Encore une news énorme, Bill Gross qui met en garde « Le système lui-même est en péril »  et « Le jour du jugement arrive » . Et croyez moi c’est une énorme onde de choc qui vient d’être envoyée sur les marchés .

Gross qui va maintenant jouer contre le systeme et parier contre (« shorter ») la dette .

Est ce que ça va déclencher un « moment de Minsky » ?

Un moment de prise de conscience généralisée sur la non viabilité de ce système de Ponzi basé sur la dette, qui mènera de toute façons inévitablement à un effondrement .
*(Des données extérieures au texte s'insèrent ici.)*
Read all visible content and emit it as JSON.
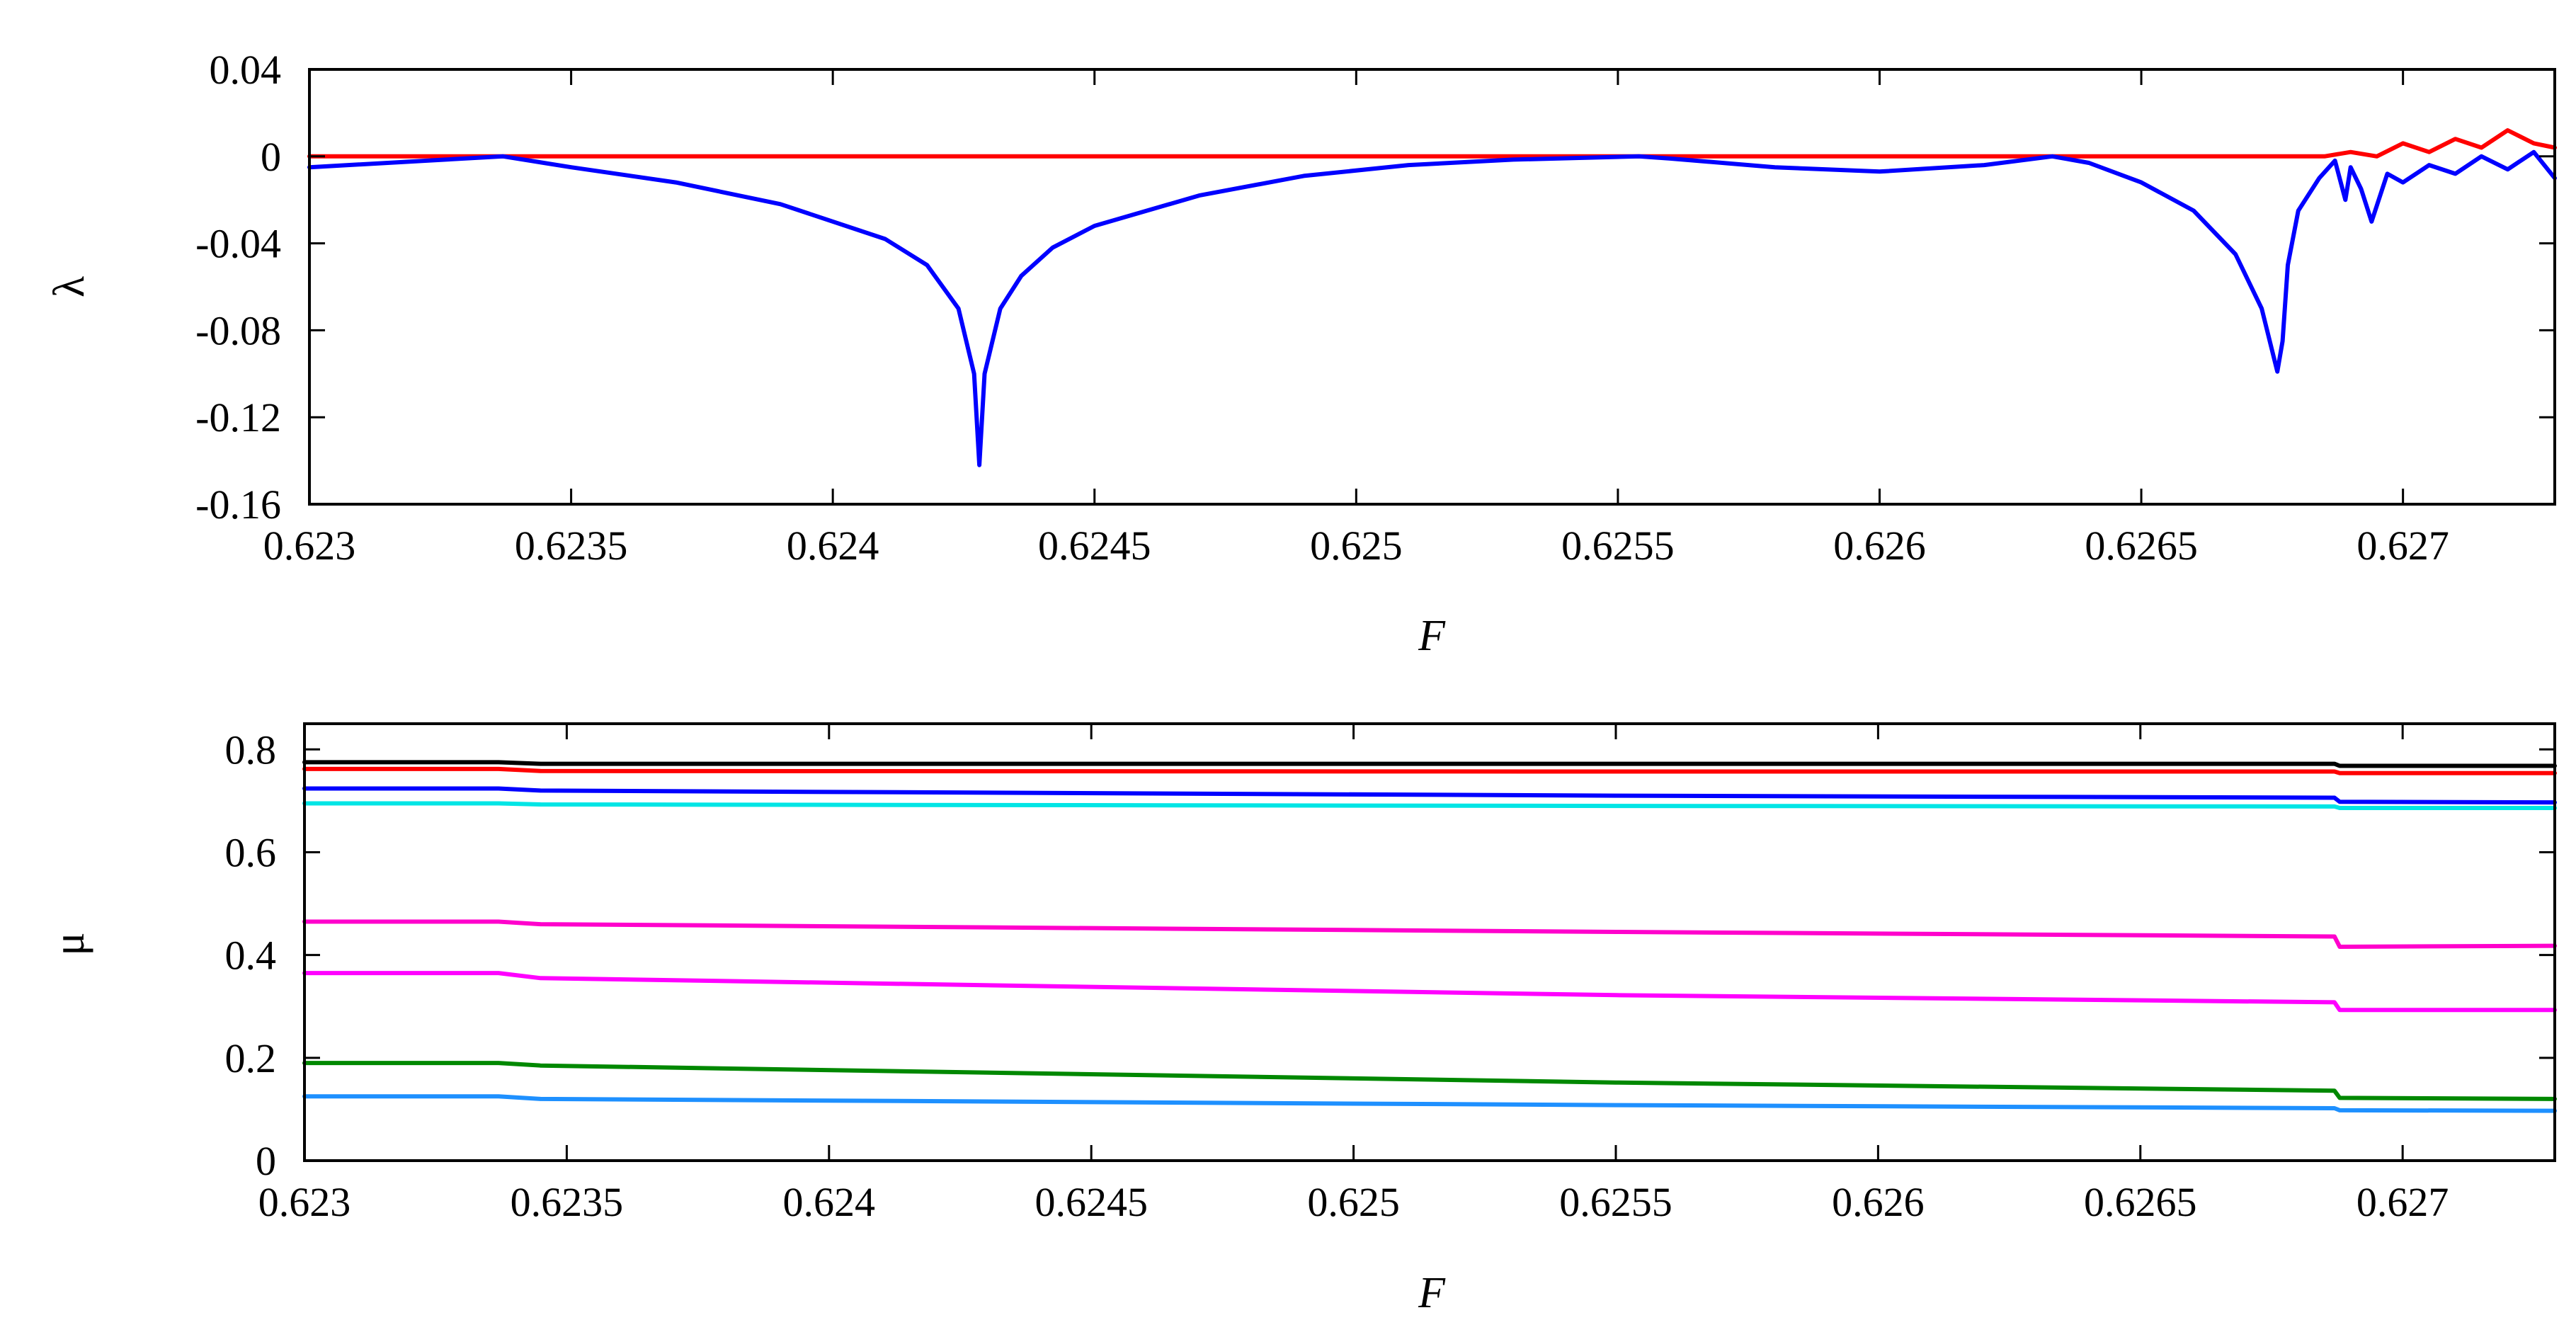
{
  "chart_data": [
    {
      "type": "line",
      "xlabel": "F",
      "ylabel": "λ",
      "xlim": [
        0.623,
        0.62729
      ],
      "ylim": [
        -0.16,
        0.04
      ],
      "xticks": [
        0.623,
        0.6235,
        0.624,
        0.6245,
        0.625,
        0.6255,
        0.626,
        0.6265,
        0.627
      ],
      "xtick_labels": [
        "0.623",
        "0.6235",
        "0.624",
        "0.6245",
        "0.625",
        "0.6255",
        "0.626",
        "0.6265",
        "0.627"
      ],
      "yticks": [
        0.04,
        0,
        -0.04,
        -0.08,
        -0.12,
        -0.16
      ],
      "ytick_labels": [
        "0.04",
        "0",
        "-0.04",
        "-0.08",
        "-0.12",
        "-0.16"
      ],
      "grid": false,
      "series": [
        {
          "color": "#ff0000",
          "x": [
            0.623,
            0.62685,
            0.6269,
            0.62695,
            0.627,
            0.62705,
            0.6271,
            0.62715,
            0.6272,
            0.62725,
            0.62729
          ],
          "y": [
            0,
            0,
            0.002,
            0.0,
            0.006,
            0.002,
            0.008,
            0.004,
            0.012,
            0.006,
            0.004
          ]
        },
        {
          "color": "#0000ff",
          "x": [
            0.623,
            0.62337,
            0.6235,
            0.6237,
            0.6239,
            0.6241,
            0.62418,
            0.62424,
            0.62427,
            0.62428,
            0.62429,
            0.62432,
            0.62436,
            0.62442,
            0.6245,
            0.6247,
            0.6249,
            0.6251,
            0.6253,
            0.62554,
            0.6256,
            0.6258,
            0.626,
            0.6262,
            0.62633,
            0.6264,
            0.6265,
            0.6266,
            0.62668,
            0.62673,
            0.62676,
            0.62677,
            0.62678,
            0.6268,
            0.62684,
            0.62687,
            0.62689,
            0.6269,
            0.62692,
            0.62694,
            0.62697,
            0.627,
            0.62705,
            0.6271,
            0.62715,
            0.6272,
            0.62725,
            0.62729
          ],
          "y": [
            -0.005,
            0,
            -0.005,
            -0.012,
            -0.022,
            -0.038,
            -0.05,
            -0.07,
            -0.1,
            -0.142,
            -0.1,
            -0.07,
            -0.055,
            -0.042,
            -0.032,
            -0.018,
            -0.009,
            -0.004,
            -0.0015,
            0,
            -0.001,
            -0.005,
            -0.007,
            -0.004,
            0,
            -0.003,
            -0.012,
            -0.025,
            -0.045,
            -0.07,
            -0.099,
            -0.085,
            -0.05,
            -0.025,
            -0.01,
            -0.002,
            -0.02,
            -0.005,
            -0.015,
            -0.03,
            -0.008,
            -0.012,
            -0.004,
            -0.008,
            0.0,
            -0.006,
            0.002,
            -0.01
          ]
        }
      ]
    },
    {
      "type": "line",
      "xlabel": "F",
      "ylabel": "μ",
      "xlim": [
        0.623,
        0.62729
      ],
      "ylim": [
        0,
        0.85
      ],
      "xticks": [
        0.623,
        0.6235,
        0.624,
        0.6245,
        0.625,
        0.6255,
        0.626,
        0.6265,
        0.627
      ],
      "xtick_labels": [
        "0.623",
        "0.6235",
        "0.624",
        "0.6245",
        "0.625",
        "0.6255",
        "0.626",
        "0.6265",
        "0.627"
      ],
      "yticks": [
        0,
        0.2,
        0.4,
        0.6,
        0.8
      ],
      "ytick_labels": [
        "0",
        "0.2",
        "0.4",
        "0.6",
        "0.8"
      ],
      "grid": false,
      "series": [
        {
          "color": "#000000",
          "x": [
            0.623,
            0.62337,
            0.62345,
            0.6255,
            0.62687,
            0.62688,
            0.62729
          ],
          "y": [
            0.775,
            0.775,
            0.772,
            0.772,
            0.772,
            0.768,
            0.768
          ]
        },
        {
          "color": "#ff0000",
          "x": [
            0.623,
            0.62337,
            0.62345,
            0.6255,
            0.62687,
            0.62688,
            0.62729
          ],
          "y": [
            0.762,
            0.762,
            0.758,
            0.757,
            0.757,
            0.754,
            0.754
          ]
        },
        {
          "color": "#0000ff",
          "x": [
            0.623,
            0.62337,
            0.62345,
            0.6255,
            0.62687,
            0.62688,
            0.62729
          ],
          "y": [
            0.724,
            0.724,
            0.72,
            0.71,
            0.706,
            0.698,
            0.697
          ]
        },
        {
          "color": "#00e5e5",
          "x": [
            0.623,
            0.62337,
            0.62345,
            0.6255,
            0.62687,
            0.62688,
            0.62729
          ],
          "y": [
            0.695,
            0.695,
            0.693,
            0.69,
            0.689,
            0.686,
            0.686
          ]
        },
        {
          "color": "#ff00cc",
          "x": [
            0.623,
            0.62337,
            0.62345,
            0.6255,
            0.62687,
            0.62688,
            0.62729
          ],
          "y": [
            0.465,
            0.465,
            0.46,
            0.445,
            0.436,
            0.416,
            0.418
          ]
        },
        {
          "color": "#ff00ff",
          "x": [
            0.623,
            0.62337,
            0.62345,
            0.6255,
            0.62687,
            0.62688,
            0.62729
          ],
          "y": [
            0.365,
            0.365,
            0.355,
            0.322,
            0.308,
            0.293,
            0.293
          ]
        },
        {
          "color": "#008800",
          "x": [
            0.623,
            0.62337,
            0.62345,
            0.6255,
            0.62687,
            0.62688,
            0.62729
          ],
          "y": [
            0.19,
            0.19,
            0.185,
            0.152,
            0.136,
            0.122,
            0.12
          ]
        },
        {
          "color": "#1e90ff",
          "x": [
            0.623,
            0.62337,
            0.62345,
            0.6255,
            0.62687,
            0.62688,
            0.62729
          ],
          "y": [
            0.125,
            0.125,
            0.12,
            0.108,
            0.102,
            0.098,
            0.097
          ]
        }
      ]
    }
  ]
}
Ça pourrait avec un peu de temps, par contagion et effet de troupeau (Gross est un véritable gourou qui est trés écouté sur toute la planète finance) …. 

Voici Zero Hedge

Nous avons été surpris d’entendre que personne d’ autre que le légendaire investisseur obligataire Bill Gross, qui a fait des milliards sur les obligations à long terme, admette chez Erik Schatzker de Bloomberg hier soir qu’il commence à shorter le crédit » , une position qui dit-il va à l’encontre de ses instincts et de sa formation en tant qu’investisseur. « 

La raison pour laquelle Gross, qui avait appelé à l’explosion du Bund  l’année dernière avec une précision étonnante, devient baissier sur une des classes d’actifs que Mario Draghi soutient directement – et en agissant ainsi Gross se bat au moins contre une Banque centrale : il pense que le temps de la domination des banques centrales est presque terminé.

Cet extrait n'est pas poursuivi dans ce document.